Six directors will be senior executives of AIG, according to a release this week. The CEO of Corebridge Financial will be Kevin Hogan, the current CEO of AIG Life & Retirement. According to SAFG’s March 28 S-1 filing:
“Following this offering, AIG will continue to hold a majority of our outstanding common stock, and as a result AIG will continue to have control of our business… In addition, Blackstone will have corporate governance, consent and information rights with respect to us under the Blackstone Stockholders’ Agreement.”
AIG Life and Retirement includes American General Life ($221 billion in assets), Variable Annuity Life Insurance Company (VALIC; $96 billion), US Life Insurance of the City of New York, and SunAmerica Asset Management (SAAM).

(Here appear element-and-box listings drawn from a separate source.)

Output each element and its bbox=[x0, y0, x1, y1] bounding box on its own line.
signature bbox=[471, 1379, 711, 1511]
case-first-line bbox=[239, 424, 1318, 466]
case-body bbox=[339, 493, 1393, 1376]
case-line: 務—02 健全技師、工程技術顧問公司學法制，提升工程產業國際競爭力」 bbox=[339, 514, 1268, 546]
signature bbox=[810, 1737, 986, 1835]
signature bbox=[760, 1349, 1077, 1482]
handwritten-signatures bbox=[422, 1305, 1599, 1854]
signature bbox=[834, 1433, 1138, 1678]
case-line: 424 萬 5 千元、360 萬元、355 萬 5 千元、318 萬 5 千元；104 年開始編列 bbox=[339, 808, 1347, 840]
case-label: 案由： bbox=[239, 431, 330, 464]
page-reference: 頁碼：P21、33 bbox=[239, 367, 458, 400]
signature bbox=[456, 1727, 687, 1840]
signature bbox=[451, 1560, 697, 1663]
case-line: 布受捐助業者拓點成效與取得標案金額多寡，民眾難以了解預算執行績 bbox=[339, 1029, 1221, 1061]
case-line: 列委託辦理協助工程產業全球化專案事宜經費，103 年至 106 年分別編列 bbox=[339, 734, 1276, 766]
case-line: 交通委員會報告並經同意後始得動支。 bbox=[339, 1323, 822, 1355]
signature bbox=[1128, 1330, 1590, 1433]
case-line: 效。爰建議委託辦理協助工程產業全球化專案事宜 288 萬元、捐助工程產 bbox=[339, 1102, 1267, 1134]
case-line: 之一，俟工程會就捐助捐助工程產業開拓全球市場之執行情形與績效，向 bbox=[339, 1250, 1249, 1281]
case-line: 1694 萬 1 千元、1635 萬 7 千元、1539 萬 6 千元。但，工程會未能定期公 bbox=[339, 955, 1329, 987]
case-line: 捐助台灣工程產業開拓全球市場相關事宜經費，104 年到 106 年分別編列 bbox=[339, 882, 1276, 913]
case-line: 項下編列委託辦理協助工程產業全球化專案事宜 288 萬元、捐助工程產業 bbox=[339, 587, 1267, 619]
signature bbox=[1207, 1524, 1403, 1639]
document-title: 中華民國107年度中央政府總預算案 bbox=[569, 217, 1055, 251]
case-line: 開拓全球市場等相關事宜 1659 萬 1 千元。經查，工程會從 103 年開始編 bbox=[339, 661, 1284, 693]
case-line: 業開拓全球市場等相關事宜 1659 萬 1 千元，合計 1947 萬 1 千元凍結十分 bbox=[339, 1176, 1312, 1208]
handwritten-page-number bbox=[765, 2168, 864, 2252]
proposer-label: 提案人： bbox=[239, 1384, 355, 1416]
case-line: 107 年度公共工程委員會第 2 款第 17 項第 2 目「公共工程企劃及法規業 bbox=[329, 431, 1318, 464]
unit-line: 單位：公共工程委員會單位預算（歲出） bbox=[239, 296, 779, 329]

American General alone reported individual annuity sales of more than $12 billion in 2021, making it one of the largest custodians of Americans’ retirement savings.
This week, AIG announced that Corebridge intends to offer senior unsecured notes. “The Notes will be offered in a private offering,” AIG said in a release, “exempt from the registration requirements of the US Securities Act of 1933, as amended.”
Peter Zaffino, AIG’s chairman and CEO, will serve as chairman of Corebridge Financial, and the board will include the following independent directors:
- Alan Colberg, retired CEO, Assurant, Inc.
- Christopher Lynch, former National Partner in Charge of KPMG LLP’s Financial Services Line of Business
- Amy Schioldager, former Senior Managing Director and Global Head of Beta Strategies at BlackRock, Inc.
- Trish Walsh, Chief Legal Officer, Stripe, Inc.
Jonathan Gray, President & Chief Operating Officer, Blackstone, Inc., joined the board in November 2021 following Blackstone’s 9.9% July 2021 equity investment in AIG Life & Retirement. Kevin Hogan, as CEO of Corebridge Financial, is also a member of the Board.
Corebridge plans to list its shares on the New York Stock Exchange under the symbol CRBG. JPMorgan Chase & Co., Morgan Stanley and Piper Sandler are leading the share sale.